A serene herd of aurochs grazes grass by a thick, dark birch forest is at the center of Dubi Kadmon’s exhibition.
Two sources inspired Kadmon’s fascination with the aurochs. One, Dalton Trumbo’s novel “Night of The Aurochs” – the diary of a Nazi Officer, the other on the same subject, a random encounter with a semi-surrealist story where Himmler and the Nazi party leadership wanted to use the image of the ancient aurochs as a symbol of their power. The Nazis admired its past might to such an extent that they even located an appropriate Polish forest where the gigantic behemoth could graze, when brought back to life following 15,000 years of extinction. The plan did not materialize but intrigued Kadmon who sought the motive to aggrandize a beast that dedicates its life to graze and rest; that is too obese to raise its head above its shoulders, and that excels at nothing beyond its size.

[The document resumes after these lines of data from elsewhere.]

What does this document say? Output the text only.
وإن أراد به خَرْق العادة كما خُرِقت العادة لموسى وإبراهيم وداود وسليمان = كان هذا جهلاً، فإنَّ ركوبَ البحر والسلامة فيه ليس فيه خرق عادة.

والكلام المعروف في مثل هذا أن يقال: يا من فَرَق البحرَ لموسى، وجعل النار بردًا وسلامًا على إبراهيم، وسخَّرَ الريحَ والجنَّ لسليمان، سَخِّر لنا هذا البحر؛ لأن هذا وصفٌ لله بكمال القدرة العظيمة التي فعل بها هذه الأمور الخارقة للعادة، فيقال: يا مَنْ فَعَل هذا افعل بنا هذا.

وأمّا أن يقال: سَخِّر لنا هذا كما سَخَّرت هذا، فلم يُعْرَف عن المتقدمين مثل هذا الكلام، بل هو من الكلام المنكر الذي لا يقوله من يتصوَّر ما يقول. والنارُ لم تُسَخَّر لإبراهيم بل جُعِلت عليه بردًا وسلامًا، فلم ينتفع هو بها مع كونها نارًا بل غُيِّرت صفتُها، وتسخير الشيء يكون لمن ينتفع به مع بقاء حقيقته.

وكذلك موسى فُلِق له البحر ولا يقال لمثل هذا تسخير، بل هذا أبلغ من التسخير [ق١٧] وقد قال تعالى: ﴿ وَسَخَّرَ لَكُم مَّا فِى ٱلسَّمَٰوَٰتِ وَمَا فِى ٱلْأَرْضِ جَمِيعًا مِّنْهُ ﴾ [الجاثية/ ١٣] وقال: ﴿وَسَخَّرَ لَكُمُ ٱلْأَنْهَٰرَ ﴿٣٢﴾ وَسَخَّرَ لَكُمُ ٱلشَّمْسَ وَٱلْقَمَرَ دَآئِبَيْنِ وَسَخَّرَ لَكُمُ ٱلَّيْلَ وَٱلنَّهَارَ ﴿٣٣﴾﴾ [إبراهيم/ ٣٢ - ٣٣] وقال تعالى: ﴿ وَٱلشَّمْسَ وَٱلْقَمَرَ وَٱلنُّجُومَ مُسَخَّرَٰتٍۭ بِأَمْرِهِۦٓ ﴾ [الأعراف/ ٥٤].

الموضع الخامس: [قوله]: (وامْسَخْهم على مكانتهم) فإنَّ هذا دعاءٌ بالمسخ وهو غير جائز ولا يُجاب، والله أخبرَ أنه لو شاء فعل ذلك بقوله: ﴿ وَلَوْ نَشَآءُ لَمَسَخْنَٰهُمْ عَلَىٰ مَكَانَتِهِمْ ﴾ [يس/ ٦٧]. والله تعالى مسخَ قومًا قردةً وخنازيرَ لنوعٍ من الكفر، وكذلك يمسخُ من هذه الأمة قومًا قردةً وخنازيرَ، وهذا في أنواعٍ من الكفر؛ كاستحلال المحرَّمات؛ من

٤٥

In preparation for the painting, Kadmon starts by gluing paper shreds on canvas. Random paper shreds clutching at each other and at the canvas, metamorphose at once into a layered equivocal platform establishing an analogy to the forming of a historic memory on one hand and on the other hand seeks significance in the obvious.

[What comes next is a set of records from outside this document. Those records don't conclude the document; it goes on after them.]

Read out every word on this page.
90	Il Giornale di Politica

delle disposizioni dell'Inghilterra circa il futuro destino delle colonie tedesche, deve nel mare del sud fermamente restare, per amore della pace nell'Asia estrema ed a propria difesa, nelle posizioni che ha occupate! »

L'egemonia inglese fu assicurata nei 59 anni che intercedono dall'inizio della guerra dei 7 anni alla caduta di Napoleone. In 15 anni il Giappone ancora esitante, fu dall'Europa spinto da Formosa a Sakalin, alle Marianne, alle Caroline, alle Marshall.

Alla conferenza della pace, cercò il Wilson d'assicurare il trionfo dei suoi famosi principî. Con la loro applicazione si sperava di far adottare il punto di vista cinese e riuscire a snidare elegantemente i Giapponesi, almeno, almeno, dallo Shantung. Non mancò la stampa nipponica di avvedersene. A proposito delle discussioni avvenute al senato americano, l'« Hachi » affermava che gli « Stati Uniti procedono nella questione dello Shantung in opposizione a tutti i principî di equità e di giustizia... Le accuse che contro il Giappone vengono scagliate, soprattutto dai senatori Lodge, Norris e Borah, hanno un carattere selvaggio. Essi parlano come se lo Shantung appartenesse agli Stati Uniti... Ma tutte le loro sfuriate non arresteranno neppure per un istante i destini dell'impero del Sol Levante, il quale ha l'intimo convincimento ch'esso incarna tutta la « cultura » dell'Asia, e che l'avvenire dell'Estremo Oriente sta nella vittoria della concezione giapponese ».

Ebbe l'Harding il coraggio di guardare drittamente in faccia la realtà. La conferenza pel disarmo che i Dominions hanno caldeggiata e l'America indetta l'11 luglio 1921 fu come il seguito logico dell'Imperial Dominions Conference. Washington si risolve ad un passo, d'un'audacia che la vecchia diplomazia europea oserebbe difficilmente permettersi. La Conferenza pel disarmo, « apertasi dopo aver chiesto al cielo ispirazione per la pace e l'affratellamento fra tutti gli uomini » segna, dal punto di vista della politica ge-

Kadmon’s dexterity with the pencil is so eloquent and expressive that his aurochs seem to have just emerged from a pre-historic cave or been photographed across Montana’s wilderness. This dexterity exposes the contradictions in the aurochs’ image: the image of a powerful, gigantic body standing against all odds on thin, delicate legs, the clumsy posture vis-à-vis the pure gaze, the dense fur against the bold limbs, the solitary individual and the grazing herd. The accuracy with which the aurochs’ image is drawn enables the spectator to ponder its role in the forming of a myth of strength and might.
The density of the oil paint applied as a backdrop to the paintings, functions as a softening element. The colorfulness adorns the penciled aurochs delineating them in a fantastic space.
Thus, center frame between sky and earth, as if planted from another universe, Kadmon’s peaceful aurochs roam in white eternal forests, in an innocent idyll.
Contrary to Trumbo, who was drawn into the soul of Grieban – the Nazi Officer, normalized his crimes and reached absolute identification (by Cleo Trumbo’s testimony), Kadmon summons nature, darkness and beast as innocent bystanders to the turmoil in the human spirit, thus undermining the sublime horror that the Nazis sought to create.